Each Humvee is outfitted with a field radio, GPS-based “Blue Force Tracker,” and weapon options that include an assortment of machine guns, grenade launchers, rifles and anti-tank devices.
“We see the Tactical Trainer as a way for our soldiers to learn the fundamentals of battle drills without having to dispatch vehicles and draw weapons,” said Captain Robyn Boehringer, commander of a company that provides forward support to paratroopers with the 82nd Airborne Division’s 2nd Battalion, 504th Parachute Infantry Regiment, part of the 1st Brigade Combat Team.
The virtual training was a prelude to live-fire training her company is scheduled to participate in within a month or two, she said.

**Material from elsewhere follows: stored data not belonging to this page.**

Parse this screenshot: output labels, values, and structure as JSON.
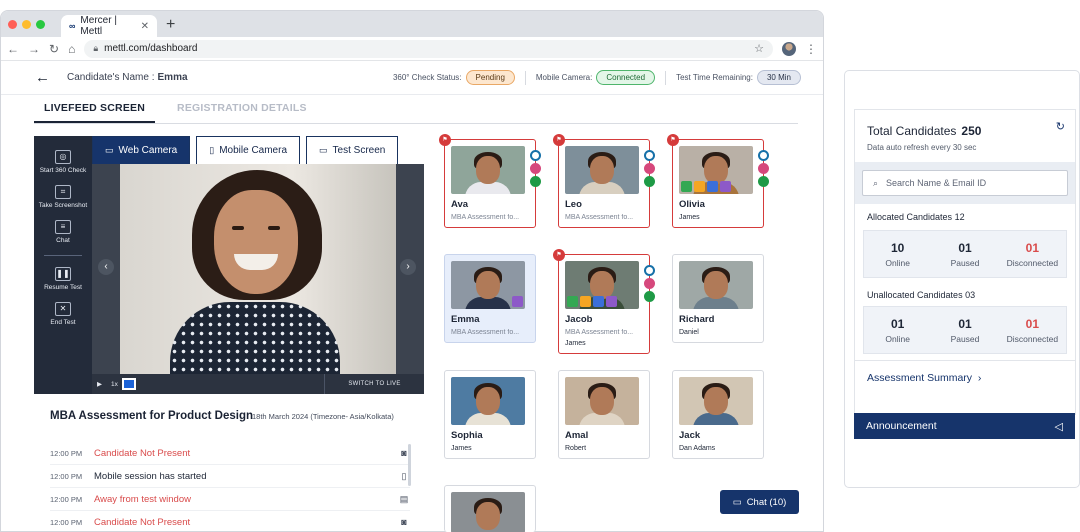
{
  "browser": {
    "tab_title": "Mercer | Mettl",
    "url": "mettl.com/dashboard",
    "favicon_text": "∞"
  },
  "header": {
    "candidate_label": "Candidate's Name :",
    "candidate_name": "Emma",
    "check_status_label": "360° Check Status:",
    "check_status_value": "Pending",
    "mobile_camera_label": "Mobile Camera:",
    "mobile_camera_value": "Connected",
    "time_label": "Test Time Remaining:",
    "time_value": "30 Min"
  },
  "tabs": {
    "livefeed": "LIVEFEED SCREEN",
    "registration": "REGISTRATION DETAILS"
  },
  "tools": [
    {
      "label": "Start 360 Check",
      "icon": "360-icon"
    },
    {
      "label": "Take Screenshot",
      "icon": "screenshot-icon"
    },
    {
      "label": "Chat",
      "icon": "chat-icon"
    },
    {
      "label": "Resume Test",
      "icon": "pause-icon"
    },
    {
      "label": "End Test",
      "icon": "close-icon"
    }
  ],
  "camera_tabs": {
    "web": "Web Camera",
    "mobile": "Mobile Camera",
    "screen": "Test Screen"
  },
  "controls": {
    "speed": "1x",
    "switch_live": "SWITCH TO LIVE"
  },
  "assessment": {
    "title": "MBA Assessment for Product Design",
    "date": "18th March 2024 (Timezone- Asia/Kolkata)",
    "log": [
      {
        "time": "12:00 PM",
        "text": "Candidate Not Present",
        "icon": "camera-icon"
      },
      {
        "time": "12:00 PM",
        "text": "Mobile session has started",
        "icon": "mobile-icon"
      },
      {
        "time": "12:00 PM",
        "text": "Away from test window",
        "icon": "window-icon"
      },
      {
        "time": "12:00 PM",
        "text": "Candidate Not Present",
        "icon": "camera-icon"
      }
    ]
  },
  "candidates": [
    {
      "name": "Ava",
      "sub": "MBA Assessment fo...",
      "sub2": ""
    },
    {
      "name": "Leo",
      "sub": "MBA Assessment fo...",
      "sub2": ""
    },
    {
      "name": "Olivia",
      "sub": "",
      "sub2": "James"
    },
    {
      "name": "Emma",
      "sub": "MBA Assessment fo...",
      "sub2": ""
    },
    {
      "name": "Jacob",
      "sub": "MBA Assessment fo...",
      "sub2": "James"
    },
    {
      "name": "Richard",
      "sub": "",
      "sub2": "Daniel"
    },
    {
      "name": "Sophia",
      "sub": "",
      "sub2": "James"
    },
    {
      "name": "Amal",
      "sub": "",
      "sub2": "Robert"
    },
    {
      "name": "Jack",
      "sub": "",
      "sub2": "Dan Adams"
    }
  ],
  "chat_button": "Chat (10)",
  "panel": {
    "total_label": "Total Candidates",
    "total_value": "250",
    "auto_refresh": "Data auto refresh every 30 sec",
    "search_placeholder": "Search Name & Email ID",
    "allocated_label": "Allocated Candidates",
    "allocated_count": "12",
    "allocated": [
      {
        "n": "10",
        "l": "Online"
      },
      {
        "n": "01",
        "l": "Paused"
      },
      {
        "n": "01",
        "l": "Disconnected"
      }
    ],
    "unallocated_label": "Unallocated Candidates",
    "unallocated_count": "03",
    "unallocated": [
      {
        "n": "01",
        "l": "Online"
      },
      {
        "n": "01",
        "l": "Paused"
      },
      {
        "n": "01",
        "l": "Disconnected"
      }
    ],
    "summary": "Assessment Summary",
    "announcement": "Announcement"
  },
  "colors": {
    "brand_navy": "#16346b",
    "alert_red": "#d94b4b",
    "pending_orange": "#e9a866",
    "connected_green": "#4fb56c"
  }
}
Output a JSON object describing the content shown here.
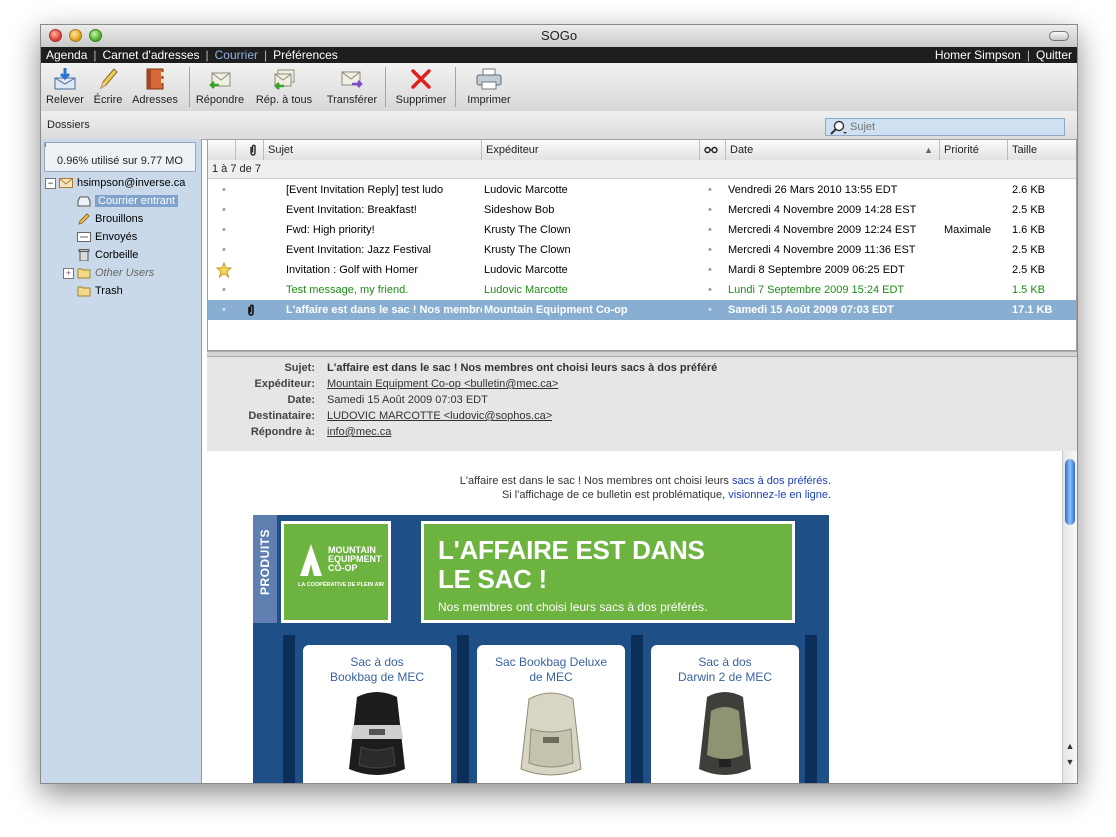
{
  "window": {
    "title": "SOGo"
  },
  "nav": {
    "items": [
      "Agenda",
      "Carnet d'adresses",
      "Courrier",
      "Préférences"
    ],
    "active": "Courrier",
    "user": "Homer Simpson",
    "logout": "Quitter"
  },
  "toolbar": {
    "buttons": [
      {
        "label": "Relever",
        "icon": "get-mail-icon"
      },
      {
        "label": "Écrire",
        "icon": "pencil-icon"
      },
      {
        "label": "Adresses",
        "icon": "address-book-icon"
      },
      {
        "label": "Répondre",
        "icon": "reply-icon"
      },
      {
        "label": "Rép. à tous",
        "icon": "reply-all-icon"
      },
      {
        "label": "Transférer",
        "icon": "forward-icon"
      },
      {
        "label": "Supprimer",
        "icon": "delete-x-icon"
      },
      {
        "label": "Imprimer",
        "icon": "printer-icon"
      }
    ]
  },
  "folders": {
    "label": "Dossiers",
    "quota_text": "0.96% utilisé sur 9.77 MO",
    "quota_percent": 0.96,
    "account": "hsimpson@inverse.ca",
    "items": [
      {
        "name": "Courrier entrant",
        "selected": true
      },
      {
        "name": "Brouillons"
      },
      {
        "name": "Envoyés"
      },
      {
        "name": "Corbeille"
      },
      {
        "name": "Other Users",
        "italic": true
      },
      {
        "name": "Trash"
      }
    ]
  },
  "search": {
    "placeholder": "Sujet"
  },
  "messages": {
    "columns": [
      "Sujet",
      "Expéditeur",
      "Date",
      "Priorité",
      "Taille"
    ],
    "count": "1 à 7 de 7",
    "rows": [
      {
        "subject": "[Event Invitation Reply] test ludo",
        "from": "Ludovic Marcotte",
        "date": "Vendredi 26 Mars 2010 13:55 EDT",
        "priority": "",
        "size": "2.6 KB"
      },
      {
        "subject": "Event Invitation: Breakfast!",
        "from": "Sideshow Bob",
        "date": "Mercredi 4 Novembre 2009 14:28 EST",
        "priority": "",
        "size": "2.5 KB"
      },
      {
        "subject": "Fwd: High priority!",
        "from": "Krusty The Clown",
        "date": "Mercredi 4 Novembre 2009 12:24 EST",
        "priority": "Maximale",
        "size": "1.6 KB"
      },
      {
        "subject": "Event Invitation: Jazz Festival",
        "from": "Krusty The Clown",
        "date": "Mercredi 4 Novembre 2009 11:36 EST",
        "priority": "",
        "size": "2.5 KB"
      },
      {
        "subject": "Invitation : Golf with Homer",
        "from": "Ludovic Marcotte",
        "date": "Mardi 8 Septembre 2009 06:25 EDT",
        "priority": "",
        "size": "2.5 KB",
        "flagged": true
      },
      {
        "subject": "Test message, my friend.",
        "from": "Ludovic Marcotte",
        "date": "Lundi 7 Septembre 2009 15:24 EDT",
        "priority": "",
        "size": "1.5 KB",
        "green": true
      },
      {
        "subject": "L'affaire est dans le sac ! Nos membre",
        "from": "Mountain Equipment Co-op",
        "date": "Samedi 15 Août 2009 07:03 EDT",
        "priority": "",
        "size": "17.1 KB",
        "selected": true,
        "attachment": true
      }
    ]
  },
  "message": {
    "labels": {
      "subject": "Sujet:",
      "from": "Expéditeur:",
      "date": "Date:",
      "to": "Destinataire:",
      "reply_to": "Répondre à:"
    },
    "subject": "L'affaire est dans le sac ! Nos membres ont choisi leurs sacs à dos préféré",
    "from": "Mountain Equipment Co-op <bulletin@mec.ca>",
    "date": "Samedi 15 Août 2009 07:03 EDT",
    "to": "LUDOVIC MARCOTTE <ludovic@sophos.ca>",
    "reply_to": "info@mec.ca"
  },
  "email": {
    "line1_text": "L'affaire est dans le sac ! Nos membres ont choisi leurs ",
    "line1_link": "sacs à dos préférés",
    "line1_end": ".",
    "line2_text": "Si l'affichage de ce bulletin est problématique, ",
    "line2_link": "visionnez-le en ligne",
    "line2_end": ".",
    "side_tab": "PRODUITS",
    "logo": {
      "line1": "MOUNTAIN",
      "line2": "EQUIPMENT",
      "line3": "CO-OP",
      "tagline": "LA COOPÉRATIVE DE PLEIN AIR"
    },
    "headline1": "L'AFFAIRE EST DANS",
    "headline2": "LE SAC !",
    "subline": "Nos membres ont choisi leurs sacs à dos préférés.",
    "products": [
      {
        "line1": "Sac à dos",
        "line2": "Bookbag de MEC"
      },
      {
        "line1": "Sac Bookbag Deluxe",
        "line2": "de MEC"
      },
      {
        "line1": "Sac à dos",
        "line2": "Darwin 2 de MEC"
      }
    ]
  },
  "colors": {
    "selection": "#88aed2",
    "sidebar": "#c9d9ea",
    "accent_green": "#6db33f",
    "promo_blue": "#1e4f86"
  }
}
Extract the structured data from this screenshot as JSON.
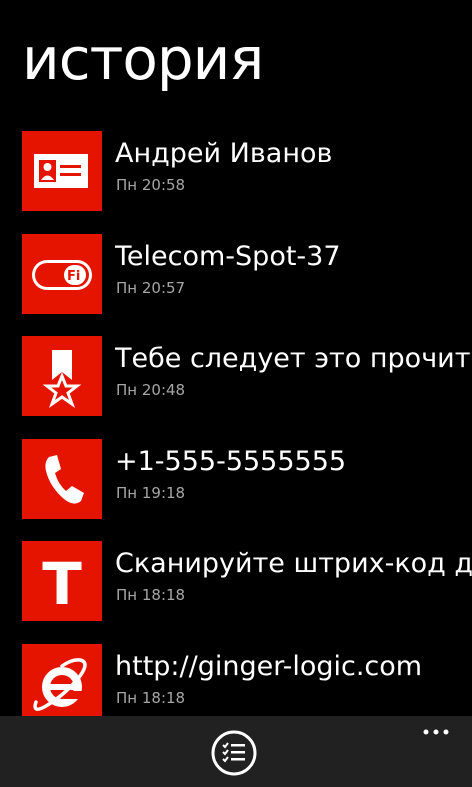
{
  "page": {
    "title": "история"
  },
  "history": [
    {
      "title": "Андрей Иванов",
      "time": "Пн 20:58",
      "icon": "contact-card-icon"
    },
    {
      "title": "Telecom-Spot-37",
      "time": "Пн 20:57",
      "icon": "wifi-icon"
    },
    {
      "title": "Тебе следует это прочитать",
      "time": "Пн 20:48",
      "icon": "bookmark-star-icon"
    },
    {
      "title": "+1-555-5555555",
      "time": "Пн 19:18",
      "icon": "phone-icon"
    },
    {
      "title": "Сканируйте штрих-код для",
      "time": "Пн 18:18",
      "icon": "text-icon"
    },
    {
      "title": "http://ginger-logic.com",
      "time": "Пн 18:18",
      "icon": "internet-explorer-icon"
    }
  ],
  "icon_labels": {
    "wifi_text": "Wi Fi",
    "text_glyph": "T"
  },
  "appbar": {
    "button_icon": "checklist-icon",
    "more_icon": "ellipsis-icon"
  },
  "colors": {
    "tile": "#e51400",
    "background": "#000000",
    "appbar": "#212121",
    "subtext": "#a6a6a6"
  }
}
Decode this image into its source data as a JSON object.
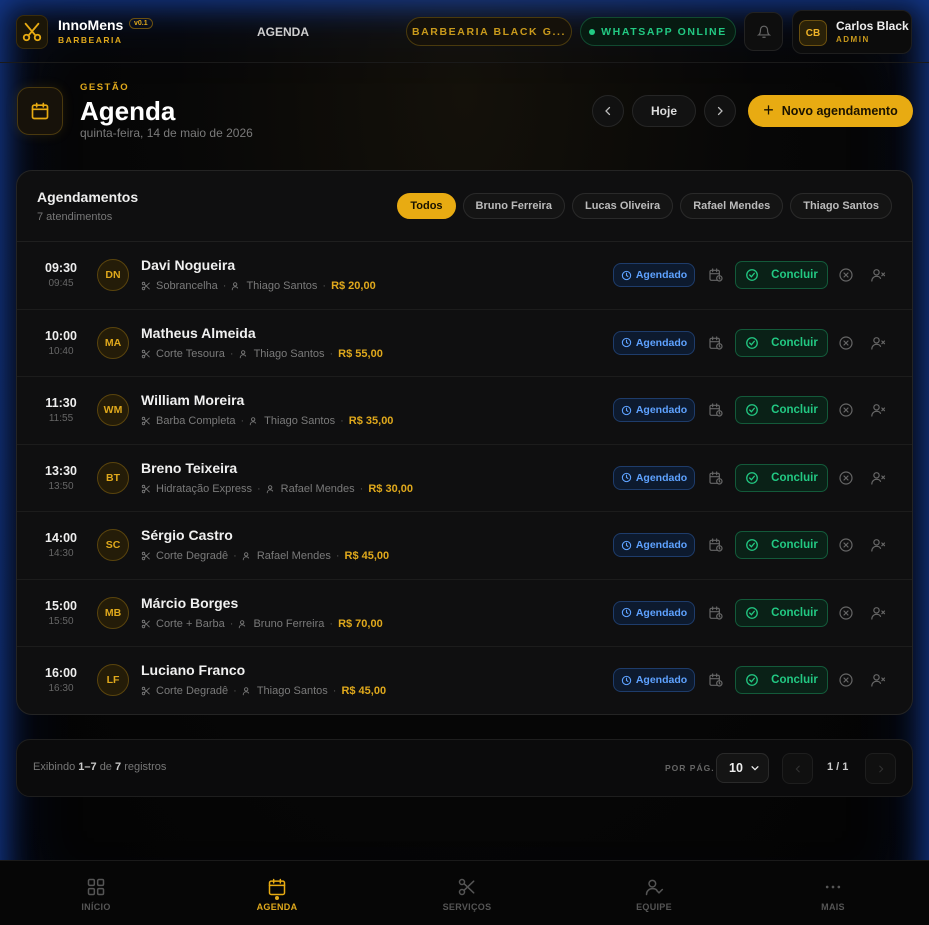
{
  "app": {
    "name": "InnoMens",
    "version": "v0.1",
    "subtitle": "BARBEARIA",
    "section": "AGENDA",
    "shop": "BARBEARIA BLACK G...",
    "whatsapp": "WHATSAPP ONLINE",
    "user": {
      "initials": "CB",
      "name": "Carlos Black",
      "role": "ADMIN"
    }
  },
  "header": {
    "kicker": "GESTÃO",
    "title": "Agenda",
    "date": "quinta-feira, 14 de maio de 2026",
    "today": "Hoje",
    "new": "Novo agendamento"
  },
  "card": {
    "title": "Agendamentos",
    "subtitle": "7 atendimentos",
    "filters": [
      "Todos",
      "Bruno Ferreira",
      "Lucas Oliveira",
      "Rafael Mendes",
      "Thiago Santos"
    ],
    "status_label": "Agendado",
    "done_label": "Concluir"
  },
  "appointments": [
    {
      "start": "09:30",
      "end": "09:45",
      "initials": "DN",
      "name": "Davi Nogueira",
      "service": "Sobrancelha",
      "barber": "Thiago Santos",
      "price": "R$ 20,00"
    },
    {
      "start": "10:00",
      "end": "10:40",
      "initials": "MA",
      "name": "Matheus Almeida",
      "service": "Corte Tesoura",
      "barber": "Thiago Santos",
      "price": "R$ 55,00"
    },
    {
      "start": "11:30",
      "end": "11:55",
      "initials": "WM",
      "name": "William Moreira",
      "service": "Barba Completa",
      "barber": "Thiago Santos",
      "price": "R$ 35,00"
    },
    {
      "start": "13:30",
      "end": "13:50",
      "initials": "BT",
      "name": "Breno Teixeira",
      "service": "Hidratação Express",
      "barber": "Rafael Mendes",
      "price": "R$ 30,00"
    },
    {
      "start": "14:00",
      "end": "14:30",
      "initials": "SC",
      "name": "Sérgio Castro",
      "service": "Corte Degradê",
      "barber": "Rafael Mendes",
      "price": "R$ 45,00"
    },
    {
      "start": "15:00",
      "end": "15:50",
      "initials": "MB",
      "name": "Márcio Borges",
      "service": "Corte + Barba",
      "barber": "Bruno Ferreira",
      "price": "R$ 70,00"
    },
    {
      "start": "16:00",
      "end": "16:30",
      "initials": "LF",
      "name": "Luciano Franco",
      "service": "Corte Degradê",
      "barber": "Thiago Santos",
      "price": "R$ 45,00"
    }
  ],
  "pagination": {
    "showing": "Exibindo",
    "range": "1–7",
    "of": "de",
    "total": "7",
    "records": "registros",
    "per_page_label": "POR PÁG.",
    "per_page": "10",
    "page": "1 / 1"
  },
  "bottom_nav": [
    {
      "label": "INÍCIO",
      "icon": "grid-icon"
    },
    {
      "label": "AGENDA",
      "icon": "calendar-icon"
    },
    {
      "label": "SERVIÇOS",
      "icon": "scissors-icon"
    },
    {
      "label": "EQUIPE",
      "icon": "team-icon"
    },
    {
      "label": "MAIS",
      "icon": "more-icon"
    }
  ],
  "colors": {
    "accent": "#e8ab12",
    "success": "#22c983",
    "info": "#5ea2ff"
  }
}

Inside the trainer, the life-sized graphics, realistic sounds and pneumatically induced weapon recoil can be tailored to a unit’s requests, said Bland. One room houses an array of monitors that acts as a tactical operations centre during missions and as a debriefing room for after-action reviews during which missions can be replayed from a variety of viewpoints on several monitors simultaneously, he said.
Soldiers can practise maintaining vehicle-spacing intervals, using the radios, plotting routes and sending messages on the Blue Force Tracker, and reacting to enemy contact from roadside bombs, small-arms fire, tanks, aircraft and minefields.